Segundo a pesquisa do IBGE, a
participação das mulheres sem filhos na força de trabalho é 35,2% maior em
relação à participação daquelas com filhos.
Joana analisa que, para os homens, ter filhos não é uma desvantagem,
pelo contrário: “Homens com filhos têm até uma participação um pouco acima [na
força de trabalho], porque é visto como responsável. Já para mulher com filhos,
significa que não vai se dedicar totalmente ao trabalho”.
Recorte
racial
Embora mais mulheres tenham migrado para o desemprego, as
pesquisas analisam que o perfil das desempregadas não mudou: as mulheres negras
continuam sendo as mais prejudicadas.
Segundo o já citado relatório “Sem Parar”, entre as mulheres que
afirmaram estar desempregadas, 58,5% são negras e 39% são brancas.
Joana reforça que as questões são estruturais e épocas de crise as
evidenciam. “A mulher negra está sujeita a dois tipos de desigualdades – a de
gênero e a racial –que se somam.

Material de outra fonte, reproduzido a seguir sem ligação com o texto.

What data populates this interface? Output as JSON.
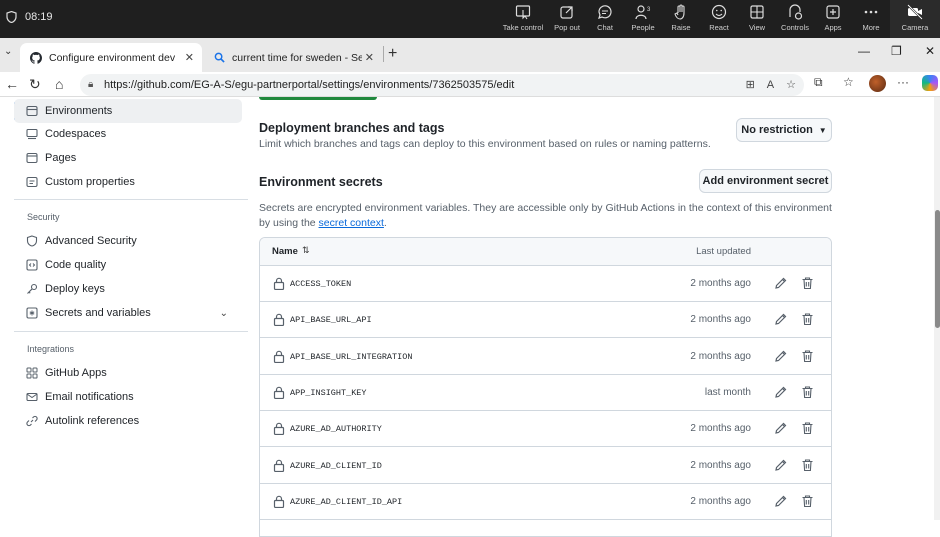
{
  "teams": {
    "time": "08:19",
    "tools": [
      {
        "label": "Take control",
        "icon": "take-control-icon"
      },
      {
        "label": "Pop out",
        "icon": "pop-out-icon"
      },
      {
        "label": "Chat",
        "icon": "chat-icon"
      },
      {
        "label": "People",
        "icon": "people-icon",
        "badge": "3"
      },
      {
        "label": "Raise",
        "icon": "raise-hand-icon"
      },
      {
        "label": "React",
        "icon": "react-icon"
      },
      {
        "label": "View",
        "icon": "view-icon"
      },
      {
        "label": "Controls",
        "icon": "controls-icon"
      },
      {
        "label": "Apps",
        "icon": "apps-icon"
      },
      {
        "label": "More",
        "icon": "more-icon"
      },
      {
        "label": "Camera",
        "icon": "camera-icon"
      }
    ]
  },
  "browser": {
    "tabs": [
      {
        "title": "Configure environment dev · EG-A-S",
        "icon": "github-icon",
        "active": true
      },
      {
        "title": "current time for sweden - Search",
        "icon": "search-icon",
        "active": false
      }
    ],
    "url": "https://github.com/EG-A-S/egu-partnerportal/settings/environments/7362503575/edit"
  },
  "sidebar": {
    "items_top": [
      {
        "label": "Environments",
        "icon": "environments-icon",
        "active": true
      },
      {
        "label": "Codespaces",
        "icon": "codespaces-icon"
      },
      {
        "label": "Pages",
        "icon": "pages-icon"
      },
      {
        "label": "Custom properties",
        "icon": "custom-properties-icon"
      }
    ],
    "security_heading": "Security",
    "security_items": [
      {
        "label": "Advanced Security",
        "icon": "shield-icon"
      },
      {
        "label": "Code quality",
        "icon": "code-quality-icon"
      },
      {
        "label": "Deploy keys",
        "icon": "key-icon"
      },
      {
        "label": "Secrets and variables",
        "icon": "secrets-icon"
      }
    ],
    "integrations_heading": "Integrations",
    "integrations_items": [
      {
        "label": "GitHub Apps",
        "icon": "apps-grid-icon"
      },
      {
        "label": "Email notifications",
        "icon": "mail-icon"
      },
      {
        "label": "Autolink references",
        "icon": "link-icon"
      }
    ]
  },
  "main": {
    "deploy_title": "Deployment branches and tags",
    "deploy_desc": "Limit which branches and tags can deploy to this environment based on rules or naming patterns.",
    "deploy_button": "No restriction",
    "secrets_title": "Environment secrets",
    "add_secret_button": "Add environment secret",
    "secrets_desc_1": "Secrets are encrypted environment variables. They are accessible only by GitHub Actions in the context of this environment",
    "secrets_desc_2": "by using the",
    "secrets_link": "secret context",
    "secrets_desc_end": ".",
    "table": {
      "col_name": "Name",
      "col_updated": "Last updated",
      "rows": [
        {
          "name": "ACCESS_TOKEN",
          "updated": "2 months ago"
        },
        {
          "name": "API_BASE_URL_API",
          "updated": "2 months ago"
        },
        {
          "name": "API_BASE_URL_INTEGRATION",
          "updated": "2 months ago"
        },
        {
          "name": "APP_INSIGHT_KEY",
          "updated": "last month"
        },
        {
          "name": "AZURE_AD_AUTHORITY",
          "updated": "2 months ago"
        },
        {
          "name": "AZURE_AD_CLIENT_ID",
          "updated": "2 months ago"
        },
        {
          "name": "AZURE_AD_CLIENT_ID_API",
          "updated": "2 months ago"
        }
      ]
    }
  }
}
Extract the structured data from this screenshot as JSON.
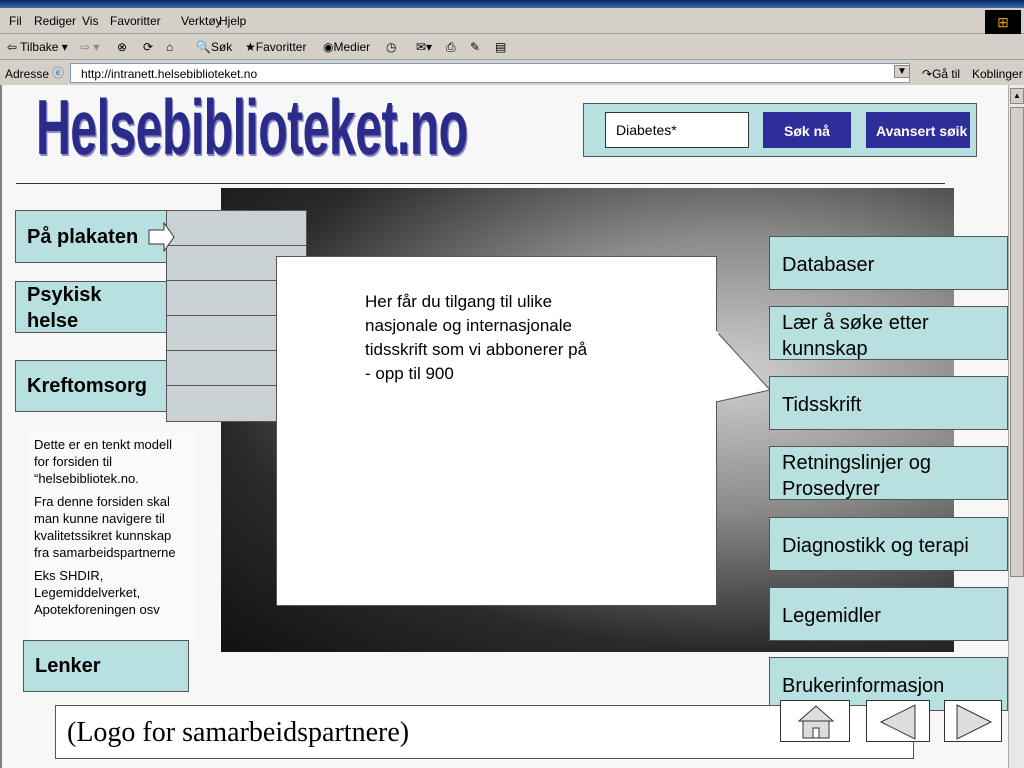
{
  "browser": {
    "menu": [
      "Fil",
      "Rediger",
      "Vis",
      "Favoritter",
      "Verktøy",
      "Hjelp"
    ],
    "toolbar": {
      "back": "⇦ Tilbake ▾",
      "forward": "⇨ ▾",
      "search": "Søk",
      "favorites": "Favoritter",
      "media": "Medier"
    },
    "address_label": "Adresse",
    "address": "http://intranett.helsebiblioteket.no",
    "go": "Gå til",
    "links": "Koblinger"
  },
  "page": {
    "logo": "Helsebiblioteket.no",
    "search": {
      "value": "Diabetes*",
      "search_button": "Søk nå",
      "advanced_button": "Avansert søik"
    },
    "left_menu": [
      "På plakaten",
      "Psykisk helse",
      "Kreftomsorg"
    ],
    "callout": [
      "Her får du tilgang til ulike nasjonale og internasjonale tidsskrift som vi abbonerer på",
      "- opp til 900"
    ],
    "right_menu": [
      "Databaser",
      "Lær å søke etter kunnskap",
      "Tidsskrift",
      "Retningslinjer og Prosedyrer",
      "Diagnostikk og terapi",
      "Legemidler",
      "Brukerinformasjon"
    ],
    "note": [
      "Dette er en tenkt modell for forsiden til “helsebibliotek.no.",
      "Fra denne forsiden skal man kunne navigere til kvalitetssikret kunnskap fra samarbeidspartnerne",
      "Eks SHDIR, Legemiddelverket, Apotekforeningen osv"
    ],
    "links": "Lenker",
    "footer": "(Logo for samarbeidspartnere)"
  },
  "colors": {
    "button_bg": "#b9e0e1",
    "search_button": "#2e2e9a",
    "logo": "#2b2b8c"
  }
}
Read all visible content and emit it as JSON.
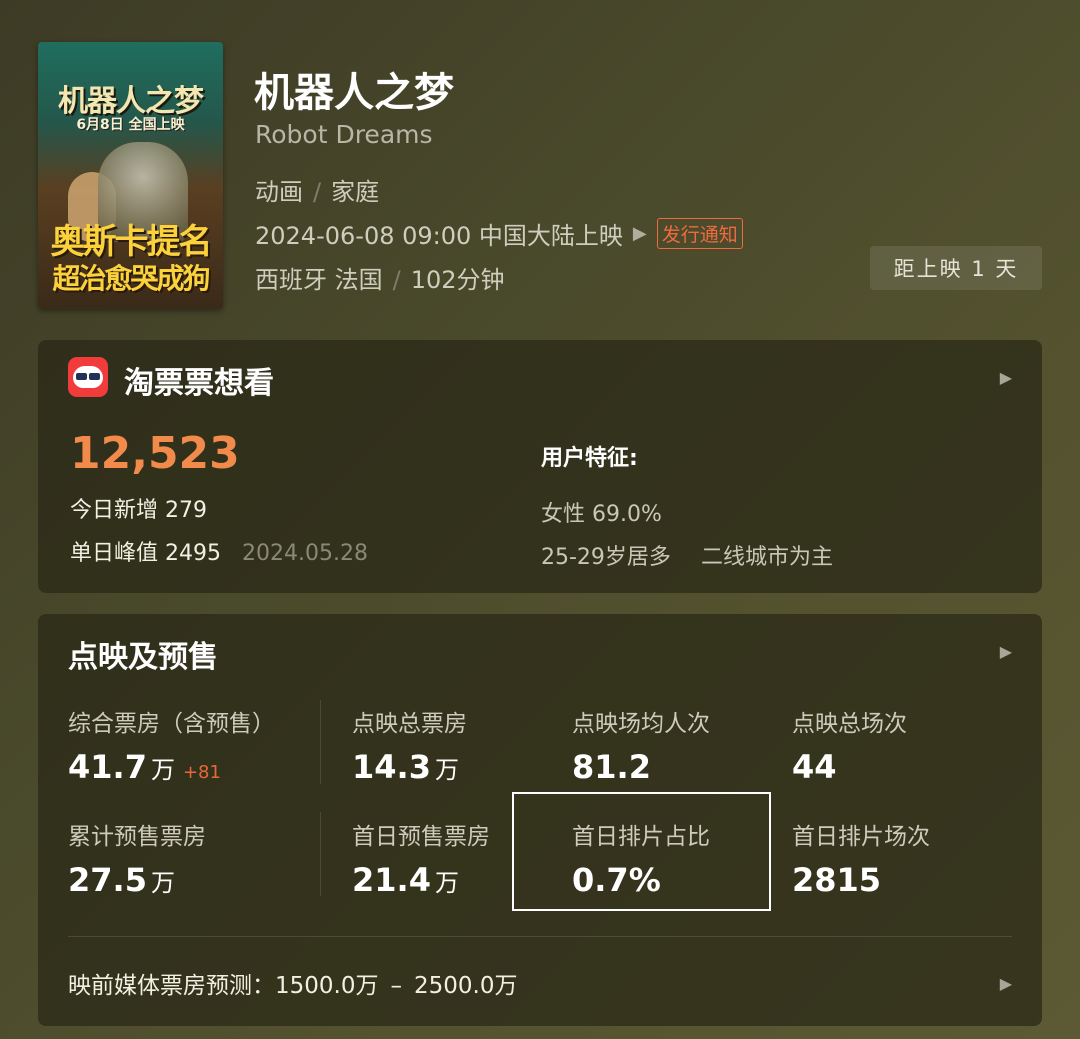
{
  "movie": {
    "poster": {
      "title": "机器人之梦",
      "date": "6月8日 全国上映",
      "line1": "奥斯卡提名",
      "line2": "超治愈哭成狗"
    },
    "title": "机器人之梦",
    "title_en": "Robot Dreams",
    "genres": [
      "动画",
      "家庭"
    ],
    "release": "2024-06-08 09:00 中国大陆上映",
    "notice": "发行通知",
    "countries": "西班牙 法国",
    "duration": "102分钟",
    "countdown": "距上映 1 天"
  },
  "want": {
    "app_name": "淘票票想看",
    "total": "12,523",
    "today_label": "今日新增",
    "today_value": "279",
    "peak_label": "单日峰值",
    "peak_value": "2495",
    "peak_date": "2024.05.28",
    "features_title": "用户特征:",
    "gender": "女性 69.0%",
    "age": "25-29岁居多",
    "city": "二线城市为主"
  },
  "presale": {
    "title": "点映及预售",
    "stats": [
      {
        "label": "综合票房（含预售）",
        "value": "41.7",
        "unit": "万",
        "delta": "+81"
      },
      {
        "label": "点映总票房",
        "value": "14.3",
        "unit": "万"
      },
      {
        "label": "点映场均人次",
        "value": "81.2",
        "unit": ""
      },
      {
        "label": "点映总场次",
        "value": "44",
        "unit": ""
      },
      {
        "label": "累计预售票房",
        "value": "27.5",
        "unit": "万"
      },
      {
        "label": "首日预售票房",
        "value": "21.4",
        "unit": "万"
      },
      {
        "label": "首日排片占比",
        "value": "0.7%",
        "unit": ""
      },
      {
        "label": "首日排片场次",
        "value": "2815",
        "unit": ""
      }
    ],
    "forecast_label": "映前媒体票房预测：",
    "forecast_low": "1500.0万",
    "forecast_sep": "–",
    "forecast_high": "2500.0万"
  },
  "icons": {
    "chevron": "chevron-right-icon",
    "play": "play-icon",
    "app": "taopiaopiao-app-icon"
  },
  "colors": {
    "accent_orange": "#f28a4c",
    "notice_orange": "#ee6b3d",
    "app_red": "#f23b3b"
  }
}
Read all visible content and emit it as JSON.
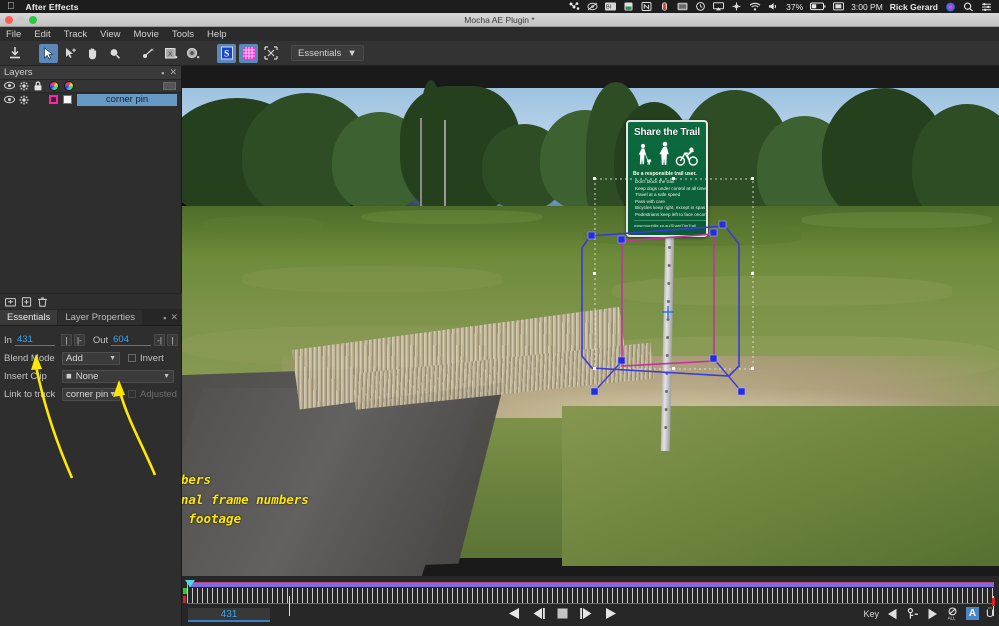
{
  "os_menubar": {
    "apple_logo": "apple-logo",
    "app_name": "After Effects",
    "battery_percent": "37%",
    "time": "3:00 PM",
    "user_name": "Rick Gerard",
    "status_icons": [
      "dropbox-icon",
      "do-not-disturb-icon",
      "bluetooth-icon",
      "battery-app-icon",
      "n-app-icon",
      "thermometer-icon",
      "display-icon",
      "time-machine-icon",
      "airplay-icon",
      "crosshair-icon",
      "wifi-icon",
      "volume-icon",
      "battery-icon",
      "input-source-icon",
      "spotlight-icon",
      "control-center-icon"
    ]
  },
  "window": {
    "title": "Mocha AE Plugin *",
    "traffic_lights": [
      "close",
      "minimize",
      "zoom"
    ]
  },
  "menubar": {
    "items": [
      "File",
      "Edit",
      "Track",
      "View",
      "Movie",
      "Tools",
      "Help"
    ]
  },
  "toolbar": {
    "tools": [
      {
        "name": "import-icon",
        "glyph": "import",
        "selected": false
      },
      {
        "name": "select-tool",
        "glyph": "arrow",
        "selected": true
      },
      {
        "name": "add-point-tool",
        "glyph": "arrow-plus",
        "selected": false
      },
      {
        "name": "pan-tool",
        "glyph": "hand",
        "selected": false
      },
      {
        "name": "zoom-tool",
        "glyph": "magnifier",
        "selected": false
      },
      {
        "name": "pin-tool",
        "glyph": "pin",
        "selected": false
      },
      {
        "name": "x-spline-tool",
        "glyph": "x-box",
        "selected": false
      },
      {
        "name": "o-spline-tool",
        "glyph": "o-box",
        "selected": false
      },
      {
        "name": "surface-tool",
        "glyph": "S",
        "selected": true
      },
      {
        "name": "grid-tool",
        "glyph": "grid",
        "selected": true
      },
      {
        "name": "transform-tool",
        "glyph": "transform",
        "selected": false
      }
    ],
    "workspace_label": "Essentials"
  },
  "layers_panel": {
    "title": "Layers",
    "header_icons": [
      "eye-icon",
      "gear-icon",
      "lock-icon",
      "color-wheel-stroke",
      "color-wheel-fill"
    ],
    "rows": [
      {
        "name": "corner pin",
        "visible": true,
        "selected": true,
        "stroke_color": "#ff22aa",
        "fill_color": "#ffffff"
      }
    ],
    "footer_buttons": [
      "new-group-button",
      "new-layer-button",
      "delete-layer-button"
    ]
  },
  "tabs": [
    {
      "label": "Essentials",
      "active": true
    },
    {
      "label": "Layer Properties",
      "active": false
    }
  ],
  "properties": {
    "in_label": "In",
    "in_value": "431",
    "out_label": "Out",
    "out_value": "604",
    "in_btn_1": "|",
    "in_btn_2": "|-",
    "out_btn_1": "-|",
    "out_btn_2": "|",
    "blend_mode_label": "Blend Mode",
    "blend_mode_value": "Add",
    "invert_label": "Invert",
    "insert_clip_label": "Insert Clip",
    "insert_clip_value": "None",
    "link_to_track_label": "Link to track",
    "link_to_track_value": "corner pin",
    "adjusted_label": "Adjusted"
  },
  "annotation": {
    "line1": "These frame numbers",
    "line2": "match the original frame numbers",
    "line3": "of the original footage",
    "color": "#ffe800"
  },
  "viewer": {
    "sign": {
      "heading": "Share the Trail",
      "subheading": "Be a responsible trail user.",
      "rules": [
        "Don't block the trail",
        "Keep dogs under control at all times",
        "Travel at a safe speed",
        "Pass with care",
        "Bicycles keep right, except in spas",
        "Pedestrians keep left to face oncoming cyclists"
      ],
      "url": "www.moretille.co.au/ShareTheTrail",
      "pictograms": [
        "dog-walker-icon",
        "pedestrian-icon",
        "cyclist-icon"
      ],
      "bg_color": "#0a5c36"
    },
    "spline_color": "#c233a0",
    "surface_color": "#3a3ac8",
    "handle_color": "#2a2ae0"
  },
  "timeline": {
    "current_frame": "431",
    "bar_color": "#7a6fe0",
    "playhead_color": "#4fd8e8",
    "transport_buttons": [
      "prev-keyframe-button",
      "step-back-button",
      "stop-button",
      "step-forward-button",
      "play-button"
    ],
    "key_label": "Key",
    "key_buttons": [
      "prev-key-button",
      "delete-key-button",
      "next-key-button",
      "all-keys-button",
      "a-button",
      "u-button"
    ]
  }
}
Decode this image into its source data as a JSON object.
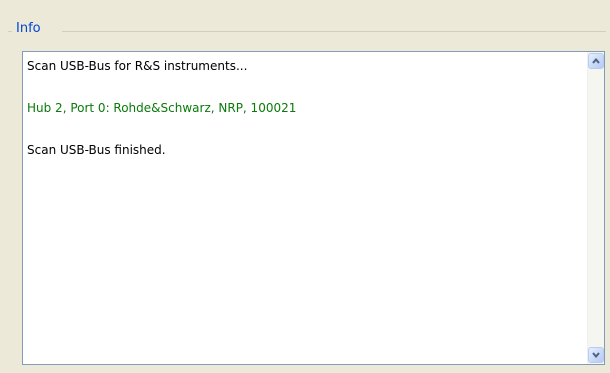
{
  "groupbox": {
    "title": "Info"
  },
  "log": {
    "lines": [
      {
        "text": "Scan USB-Bus for R&S instruments...",
        "color": "#000000"
      },
      {
        "text": "Hub 2, Port 0: Rohde&Schwarz, NRP, 100021",
        "color": "#0A7A0A"
      },
      {
        "text": "Scan USB-Bus finished.",
        "color": "#000000"
      }
    ]
  },
  "scrollbar": {
    "up_icon": "chevron-up-icon",
    "down_icon": "chevron-down-icon"
  }
}
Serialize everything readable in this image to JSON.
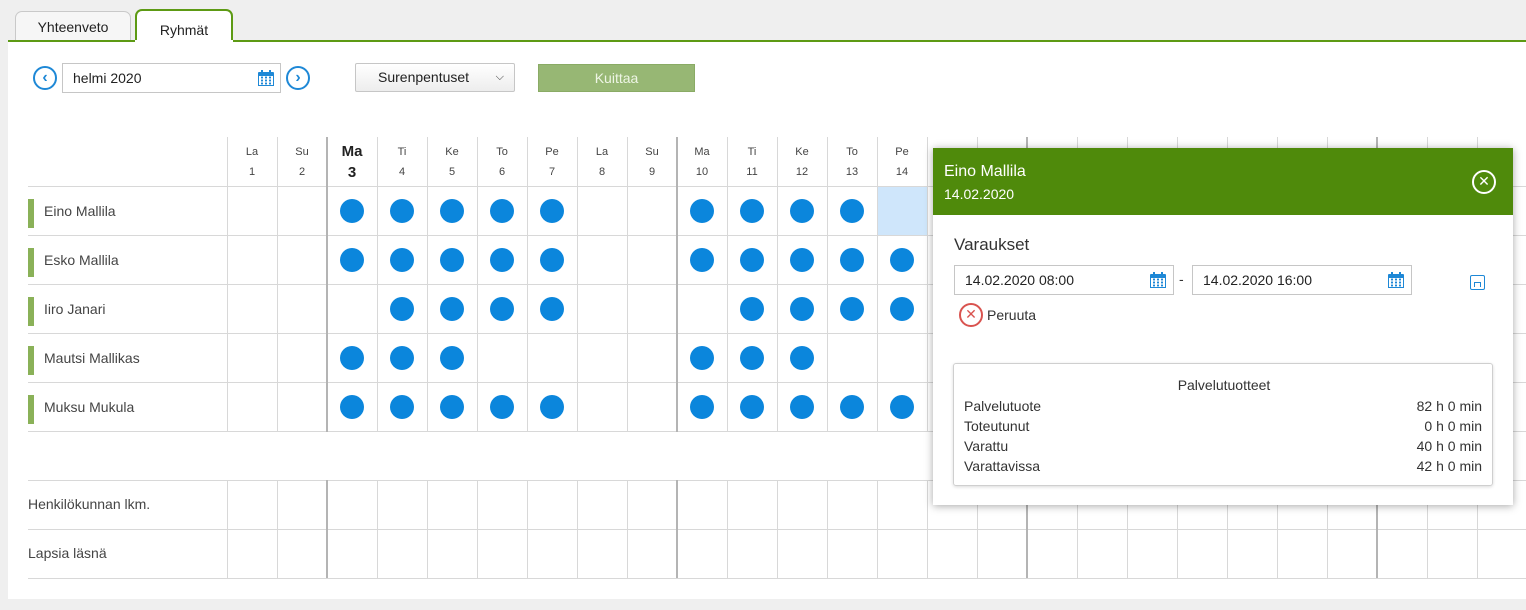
{
  "tabs": [
    {
      "label": "Yhteenveto",
      "active": false
    },
    {
      "label": "Ryhmät",
      "active": true
    }
  ],
  "toolbar": {
    "month": "helmi 2020",
    "group": "Surenpentuset",
    "acknowledge_label": "Kuittaa"
  },
  "calendar": {
    "days": [
      {
        "name": "La",
        "num": "1"
      },
      {
        "name": "Su",
        "num": "2"
      },
      {
        "name": "Ma",
        "num": "3",
        "today": true
      },
      {
        "name": "Ti",
        "num": "4"
      },
      {
        "name": "Ke",
        "num": "5"
      },
      {
        "name": "To",
        "num": "6"
      },
      {
        "name": "Pe",
        "num": "7"
      },
      {
        "name": "La",
        "num": "8"
      },
      {
        "name": "Su",
        "num": "9"
      },
      {
        "name": "Ma",
        "num": "10"
      },
      {
        "name": "Ti",
        "num": "11"
      },
      {
        "name": "Ke",
        "num": "12"
      },
      {
        "name": "To",
        "num": "13"
      },
      {
        "name": "Pe",
        "num": "14"
      }
    ],
    "children": [
      {
        "name": "Eino Mallila",
        "booked_days": [
          3,
          4,
          5,
          6,
          7,
          10,
          11,
          12,
          13
        ]
      },
      {
        "name": "Esko Mallila",
        "booked_days": [
          3,
          4,
          5,
          6,
          7,
          10,
          11,
          12,
          13,
          14
        ]
      },
      {
        "name": "Iiro Janari",
        "booked_days": [
          4,
          5,
          6,
          7,
          11,
          12,
          13,
          14
        ]
      },
      {
        "name": "Mautsi Mallikas",
        "booked_days": [
          3,
          4,
          5,
          10,
          11,
          12
        ]
      },
      {
        "name": "Muksu Mukula",
        "booked_days": [
          3,
          4,
          5,
          6,
          7,
          10,
          11,
          12,
          13,
          14
        ]
      }
    ],
    "selected": {
      "child": 0,
      "day": 14
    },
    "stats_rows": [
      "Henkilökunnan lkm.",
      "Lapsia läsnä"
    ]
  },
  "popup": {
    "name": "Eino Mallila",
    "date": "14.02.2020",
    "section_title": "Varaukset",
    "start": "14.02.2020 08:00",
    "end": "14.02.2020 16:00",
    "separator": "-",
    "cancel_label": "Peruuta",
    "products": {
      "title": "Palvelutuotteet",
      "rows": [
        {
          "label": "Palvelutuote",
          "value": "82 h 0 min"
        },
        {
          "label": "Toteutunut",
          "value": "0 h 0 min"
        },
        {
          "label": "Varattu",
          "value": "40 h 0 min"
        },
        {
          "label": "Varattavissa",
          "value": "42 h 0 min"
        }
      ]
    }
  },
  "colors": {
    "accent_green": "#4f8a0b",
    "tab_green": "#5d9a14",
    "dot_blue": "#0b86dc",
    "selected_cell": "#cfe6fb",
    "child_bar": "#8ab158"
  }
}
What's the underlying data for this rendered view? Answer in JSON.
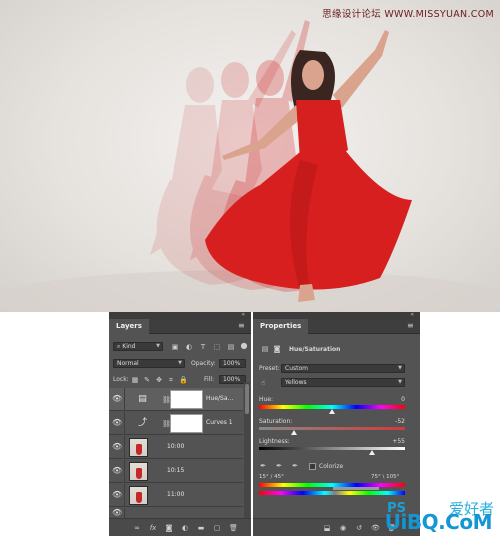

Além disso, a mulher negra tipicamente ocupa
setores do mercado mais vulneráveis, como trabalhos informais e emprego
doméstico”.
Como
mitigar as desigualdades?
É preciso unir esforços da sociedade para discutir a desigualdade de
gênero e traçar estratégias em médio e longo prazo.
O projeto Tempo de Empreender, do
Programa Desenvolvimento Local, foi criado durante a pandemia com foco em
pessoas que querem começar a empreender. Cerca de 80% dos participantes eram
mulheres. A maioria, negras e mães de família, o que reflete o perfil da
população mais impactada pela crise.
Arthur analisa que “falar de empreendedorismo em lugares vulneráveis é
falar da questão de gênero e raça. O empreendedorismo não é solução para tudo,
serve para complementar renda de pessoas vulneráveis, mas tem sido visto no
mundo todo como uma estratégia de inclusão produtiva também para pessoas em
extrema vulnerabilidade”.
Nos territórios vulneráveis de Campinas, a restrição de acesso à
internet acabou sendo também um grande motivo de desemprego. Muitas mulheres
usavam o celular para marcar serviços de faxina, por exemplo. O uso pelos
filhos para acessar materiais pedagógicos estourou o plano de dados de diversas
famílias, que ficaram sem acesso.
Em parceria com a Cufa, a FEAC lançou em dezembro de 2020
o Família ON, que
distribuiu 5 mil chips de celulares em territórios vulneráveis de Campinas. Um
dos requisitos era exatamente atender pessoas como Tatiane Almeida Guimarães,
que precisava acessar a internet para buscar emprego. A doméstica chegou a
perder serviços por não ter visto mensagens a tempo. Com o chip, ela voltou a
marcar faxinas.
Já para mulheres que buscam emprego de carteira assinada, Joana Simões
alerta que o mercado de trabalho precisa acompanhar mudanças sociais
e chamar os homens para a corresponsabilidade de cuidados e, assim, aliviar a
sobrecarga feminina. Licença paternidade prolongada e a oferta de creches de
qualidade são algumas mudanças que precisam acontecer.